I forget who said or wrote it, but funerals are supposed to be a sign of sentient intelligence. Coming together to mark a passing is proof we have climbed out of the mindless muck and become aware of the gravity and importance of life and death. I wonder how many funerals whoever that was had attended.
Mom told me that she knew she would not be mourned the way Dad was and continues to be mourned. I didn't agree or disagree, but I was curious to know why she thought that, so I asked. "Everyone loved your father and he made friends easily. I am more difficult, not lovable."
How right she was -- and is. She was difficult. No one knew how difficult better than I do.
Mom was vain, selfish, jealous, controlling, manipulative, greedy, and self-centered. She could also be generous and kind -- and she reminded you of how generous and kind at every opportunity, not so much to remind you she had been kind, but to let you know you owed her for her generosity and kindness. To strangers she seemed a kind woman, but even acquaintances soon lost the rosy tint in their glasses. She was implacable and unrelenting in her anger, only softening with age as her memory failed, but even then she clung to the edited version of her life and actions that proved she was an exemplary human being. She wasn't. She was vicious, vindictive, and full of venom, but in that moment when she told me she knew we wouldn't miss her and mourn her as we did Dad, she knew.

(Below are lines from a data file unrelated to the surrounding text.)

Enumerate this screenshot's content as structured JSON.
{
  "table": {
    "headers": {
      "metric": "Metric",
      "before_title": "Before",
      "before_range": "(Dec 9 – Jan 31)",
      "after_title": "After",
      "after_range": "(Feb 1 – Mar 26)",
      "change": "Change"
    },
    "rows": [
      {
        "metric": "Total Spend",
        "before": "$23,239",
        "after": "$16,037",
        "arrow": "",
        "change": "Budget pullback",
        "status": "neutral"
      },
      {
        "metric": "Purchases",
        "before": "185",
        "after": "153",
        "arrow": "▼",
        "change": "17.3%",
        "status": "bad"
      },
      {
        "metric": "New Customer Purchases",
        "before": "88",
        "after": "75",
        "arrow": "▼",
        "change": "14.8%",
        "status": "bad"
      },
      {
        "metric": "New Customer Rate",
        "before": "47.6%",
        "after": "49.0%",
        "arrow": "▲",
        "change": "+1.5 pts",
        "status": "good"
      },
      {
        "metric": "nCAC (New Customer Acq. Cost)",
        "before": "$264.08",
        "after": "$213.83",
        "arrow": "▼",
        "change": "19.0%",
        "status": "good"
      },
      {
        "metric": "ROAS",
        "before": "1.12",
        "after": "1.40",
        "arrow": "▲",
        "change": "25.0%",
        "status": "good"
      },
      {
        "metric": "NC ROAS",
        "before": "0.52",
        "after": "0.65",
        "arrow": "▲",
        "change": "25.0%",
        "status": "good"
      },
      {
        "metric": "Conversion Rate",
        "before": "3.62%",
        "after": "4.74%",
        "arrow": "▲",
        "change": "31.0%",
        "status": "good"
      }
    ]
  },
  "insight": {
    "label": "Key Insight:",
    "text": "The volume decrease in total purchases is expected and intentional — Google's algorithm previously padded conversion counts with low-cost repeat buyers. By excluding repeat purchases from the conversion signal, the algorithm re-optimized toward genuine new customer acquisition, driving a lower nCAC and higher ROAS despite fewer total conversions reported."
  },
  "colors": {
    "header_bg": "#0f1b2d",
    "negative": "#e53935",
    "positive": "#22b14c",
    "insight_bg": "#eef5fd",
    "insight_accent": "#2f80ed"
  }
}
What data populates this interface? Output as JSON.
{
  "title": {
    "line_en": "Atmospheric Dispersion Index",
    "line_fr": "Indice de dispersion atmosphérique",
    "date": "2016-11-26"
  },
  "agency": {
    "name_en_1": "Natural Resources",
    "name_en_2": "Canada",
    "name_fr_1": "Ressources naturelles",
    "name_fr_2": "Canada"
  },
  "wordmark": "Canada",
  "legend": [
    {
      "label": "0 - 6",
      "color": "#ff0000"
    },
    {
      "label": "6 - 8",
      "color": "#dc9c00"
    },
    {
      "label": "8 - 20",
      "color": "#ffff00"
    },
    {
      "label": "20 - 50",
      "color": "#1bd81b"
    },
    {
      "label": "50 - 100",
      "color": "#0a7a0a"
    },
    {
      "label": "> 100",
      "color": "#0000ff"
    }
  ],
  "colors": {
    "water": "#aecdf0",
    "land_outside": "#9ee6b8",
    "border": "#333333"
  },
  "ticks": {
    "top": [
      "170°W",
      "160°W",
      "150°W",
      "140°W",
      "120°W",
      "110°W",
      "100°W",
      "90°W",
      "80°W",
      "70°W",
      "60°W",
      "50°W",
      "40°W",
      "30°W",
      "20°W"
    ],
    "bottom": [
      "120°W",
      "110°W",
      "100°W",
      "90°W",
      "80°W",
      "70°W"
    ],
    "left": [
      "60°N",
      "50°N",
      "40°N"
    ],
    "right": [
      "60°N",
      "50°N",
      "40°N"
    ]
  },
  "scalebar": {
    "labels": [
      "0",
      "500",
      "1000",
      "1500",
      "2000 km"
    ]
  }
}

There are more than five decades of anger and hurt I could write about (and I will eventually) Mom, but there is really no need right now. Whatever harm she caused, whatever grief and bitterness she left behind, she was a big part of our lives and now she's gone. She died alone hours before she was found face down on the couch, getting her 5-year wish to join Dad. She finally made it. She died.
She leaves behind 4 children, 10 grandchildren, and 10 great grandchildren, 9 of the great grandchildren belonging to my boys. She leaves her brother, the sole remnant of her branch of the vast May clan, and his five children and numerous grandchildren.
As Mom looks down and sees the chaos left in her wake, she is smiling. She would have loved the theater of it all. She died as she lived, a disciple and proponent of chaos.